Menteri Keuangan (Menkeu) Purbaya Yudhi Sadewa memproyeksikan Indeks Harga Saham Gabungan (IHSG) dapat mencapai level 10.000 pada tahun 2026. Proyeksi optimis ini disampaikan Purbaya usai pembukaan hari pertama perdagangan Bursa Efek Indonesia (BEI) di Jakarta, Jumat (2/1/2026).
Purbaya menegaskan bahwa target tersebut bukan hal yang mustahil. “Jadi pelaku pasar siap-siap aja. Tahun ini IHSG 10.000 itu bukan angka yang mustahil dicapai,” ujar Purbaya, seperti dipantau Mureks.
Temukan artikel informatif lainnya melalui Mureks. mureks.co.id
Sentimen Pendorong IHSG
Menurutnya, sejumlah sentimen positif akan mendorong pergerakan IHSG. Salah satu yang menjadi fokus Kementerian Keuangan adalah menciptakan pertumbuhan ekonomi yang lebih baik dibandingkan tahun sebelumnya.
Purbaya menjelaskan, dengan kepemimpinan ekonomi yang kini dipegangnya secara penuh bersama Gubernur Bank Indonesia (BI) dan lembaga terkait lainnya, koordinasi kebijakan diharapkan lebih sinkron. “Kalau kemarin kan kita masih separuh-separuh, cuma seperempat malah.
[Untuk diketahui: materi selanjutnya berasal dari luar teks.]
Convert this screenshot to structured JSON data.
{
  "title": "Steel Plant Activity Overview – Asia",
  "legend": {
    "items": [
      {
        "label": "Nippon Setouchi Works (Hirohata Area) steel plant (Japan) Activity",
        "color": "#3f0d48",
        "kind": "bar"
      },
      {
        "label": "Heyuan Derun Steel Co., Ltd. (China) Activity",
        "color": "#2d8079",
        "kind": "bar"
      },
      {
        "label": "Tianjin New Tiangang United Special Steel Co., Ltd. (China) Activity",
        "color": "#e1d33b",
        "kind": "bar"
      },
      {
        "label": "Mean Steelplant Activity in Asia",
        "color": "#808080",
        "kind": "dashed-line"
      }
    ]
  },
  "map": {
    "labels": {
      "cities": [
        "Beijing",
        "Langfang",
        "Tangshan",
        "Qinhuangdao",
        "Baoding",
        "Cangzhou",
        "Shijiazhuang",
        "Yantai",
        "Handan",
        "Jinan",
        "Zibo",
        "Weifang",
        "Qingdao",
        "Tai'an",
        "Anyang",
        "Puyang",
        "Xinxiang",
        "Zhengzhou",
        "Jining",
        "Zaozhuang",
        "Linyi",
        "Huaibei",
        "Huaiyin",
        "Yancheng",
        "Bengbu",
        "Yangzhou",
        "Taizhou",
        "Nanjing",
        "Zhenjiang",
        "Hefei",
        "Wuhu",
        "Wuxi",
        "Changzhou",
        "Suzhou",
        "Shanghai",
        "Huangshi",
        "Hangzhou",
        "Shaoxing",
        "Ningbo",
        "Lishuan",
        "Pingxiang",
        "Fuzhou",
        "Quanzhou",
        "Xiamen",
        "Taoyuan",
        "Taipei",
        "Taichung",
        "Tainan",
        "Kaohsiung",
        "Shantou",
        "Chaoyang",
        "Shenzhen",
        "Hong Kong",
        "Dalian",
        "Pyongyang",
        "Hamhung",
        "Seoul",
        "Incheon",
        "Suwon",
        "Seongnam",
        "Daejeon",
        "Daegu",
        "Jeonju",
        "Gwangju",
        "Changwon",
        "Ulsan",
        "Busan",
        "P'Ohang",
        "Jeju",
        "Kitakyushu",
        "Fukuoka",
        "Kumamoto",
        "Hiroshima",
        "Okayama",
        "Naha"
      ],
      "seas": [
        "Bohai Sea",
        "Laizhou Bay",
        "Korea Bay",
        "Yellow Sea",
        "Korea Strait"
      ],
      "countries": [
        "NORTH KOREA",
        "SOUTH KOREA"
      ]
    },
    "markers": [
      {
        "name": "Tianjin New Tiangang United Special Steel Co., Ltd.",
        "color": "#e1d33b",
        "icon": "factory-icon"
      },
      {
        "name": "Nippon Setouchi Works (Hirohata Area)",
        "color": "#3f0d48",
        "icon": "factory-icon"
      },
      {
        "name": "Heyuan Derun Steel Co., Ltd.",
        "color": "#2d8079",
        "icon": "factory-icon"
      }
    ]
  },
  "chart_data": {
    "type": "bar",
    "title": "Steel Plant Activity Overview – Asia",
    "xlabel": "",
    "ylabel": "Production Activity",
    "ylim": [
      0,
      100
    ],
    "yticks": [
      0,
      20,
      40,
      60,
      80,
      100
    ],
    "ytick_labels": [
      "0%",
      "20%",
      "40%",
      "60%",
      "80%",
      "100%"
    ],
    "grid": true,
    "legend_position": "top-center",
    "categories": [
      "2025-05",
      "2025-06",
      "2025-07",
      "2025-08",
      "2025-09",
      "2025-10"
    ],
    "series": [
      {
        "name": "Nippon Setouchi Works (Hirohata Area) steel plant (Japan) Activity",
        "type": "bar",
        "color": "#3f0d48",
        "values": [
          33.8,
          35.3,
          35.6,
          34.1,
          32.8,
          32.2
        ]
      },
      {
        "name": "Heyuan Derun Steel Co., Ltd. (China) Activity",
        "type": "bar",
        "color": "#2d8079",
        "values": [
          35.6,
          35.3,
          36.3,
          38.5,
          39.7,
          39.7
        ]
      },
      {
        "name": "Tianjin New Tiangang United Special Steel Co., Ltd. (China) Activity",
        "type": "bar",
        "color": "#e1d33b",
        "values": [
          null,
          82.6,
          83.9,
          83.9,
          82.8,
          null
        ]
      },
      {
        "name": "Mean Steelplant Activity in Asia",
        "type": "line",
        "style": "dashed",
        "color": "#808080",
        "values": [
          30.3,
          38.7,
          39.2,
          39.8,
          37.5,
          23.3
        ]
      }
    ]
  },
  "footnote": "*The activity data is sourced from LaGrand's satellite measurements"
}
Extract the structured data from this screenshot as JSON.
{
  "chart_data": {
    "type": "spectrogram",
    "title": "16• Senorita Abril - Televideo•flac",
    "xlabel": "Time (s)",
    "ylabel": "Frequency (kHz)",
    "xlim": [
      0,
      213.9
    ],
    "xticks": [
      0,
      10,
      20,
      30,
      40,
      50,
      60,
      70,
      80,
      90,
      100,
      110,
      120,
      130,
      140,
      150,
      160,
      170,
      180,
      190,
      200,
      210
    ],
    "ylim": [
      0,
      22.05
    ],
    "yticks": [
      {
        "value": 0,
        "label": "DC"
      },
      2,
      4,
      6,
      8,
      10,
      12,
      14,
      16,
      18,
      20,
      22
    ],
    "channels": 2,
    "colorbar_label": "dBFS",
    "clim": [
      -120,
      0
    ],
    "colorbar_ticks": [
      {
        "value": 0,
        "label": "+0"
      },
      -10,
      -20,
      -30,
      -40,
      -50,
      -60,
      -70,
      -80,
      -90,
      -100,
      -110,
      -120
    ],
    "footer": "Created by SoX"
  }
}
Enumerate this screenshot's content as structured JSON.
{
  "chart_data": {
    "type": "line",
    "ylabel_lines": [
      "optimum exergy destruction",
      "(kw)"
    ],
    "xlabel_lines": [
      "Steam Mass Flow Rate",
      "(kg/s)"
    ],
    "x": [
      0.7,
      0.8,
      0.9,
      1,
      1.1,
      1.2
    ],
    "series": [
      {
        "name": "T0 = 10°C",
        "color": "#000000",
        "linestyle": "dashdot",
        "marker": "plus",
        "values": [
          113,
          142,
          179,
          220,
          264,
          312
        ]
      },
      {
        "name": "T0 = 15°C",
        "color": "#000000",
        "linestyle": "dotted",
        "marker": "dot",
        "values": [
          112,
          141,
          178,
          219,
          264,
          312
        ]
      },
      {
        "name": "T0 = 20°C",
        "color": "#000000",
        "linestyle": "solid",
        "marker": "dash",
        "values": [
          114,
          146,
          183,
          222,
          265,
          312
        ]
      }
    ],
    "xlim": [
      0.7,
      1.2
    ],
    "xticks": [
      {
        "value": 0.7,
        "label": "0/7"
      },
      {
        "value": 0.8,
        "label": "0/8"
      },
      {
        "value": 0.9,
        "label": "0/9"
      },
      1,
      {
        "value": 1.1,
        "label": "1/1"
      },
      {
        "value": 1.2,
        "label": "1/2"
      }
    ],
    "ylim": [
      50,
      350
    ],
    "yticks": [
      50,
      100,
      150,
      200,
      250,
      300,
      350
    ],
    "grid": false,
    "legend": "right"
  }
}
Harusnya dengan kebijakan yang lebih sinkron kita dengan Bank Sentral, dengan yang lain-lain, ekonomi kita bisa tumbuh lebih cepat,” tambahnya.
Sinkronisasi kebijakan ini diharapkan dapat menjadi landasan bagi pertumbuhan keuntungan perusahaan, yang pada gilirannya akan mendongkrak kinerja IHSG. Menkeu Purbaya juga memberikan pesan khusus kepada para investor pasar modal. “Jadi kalau investor-investor yang jeli, jangan sampai ketinggalan,” pesannya.
Pada pembukaan perdagangan perdana tahun 2026, IHSG berhasil menguat 36,17 poin atau 0,42% ke level 8.683,11. Tim redaksi Mureks mencatat bahwa sebanyak 371 saham naik, 92 turun, dan 495 tidak bergerak pada sesi pagi tersebut.
Nilai transaksi pagi ini mencapai Rp 301,6 miliar, melibatkan 429,6 juta saham dalam 67.930 kali transaksi. Sementara itu, kapitalisasi pasar tercatat mencapai Rp 15.928 triliun.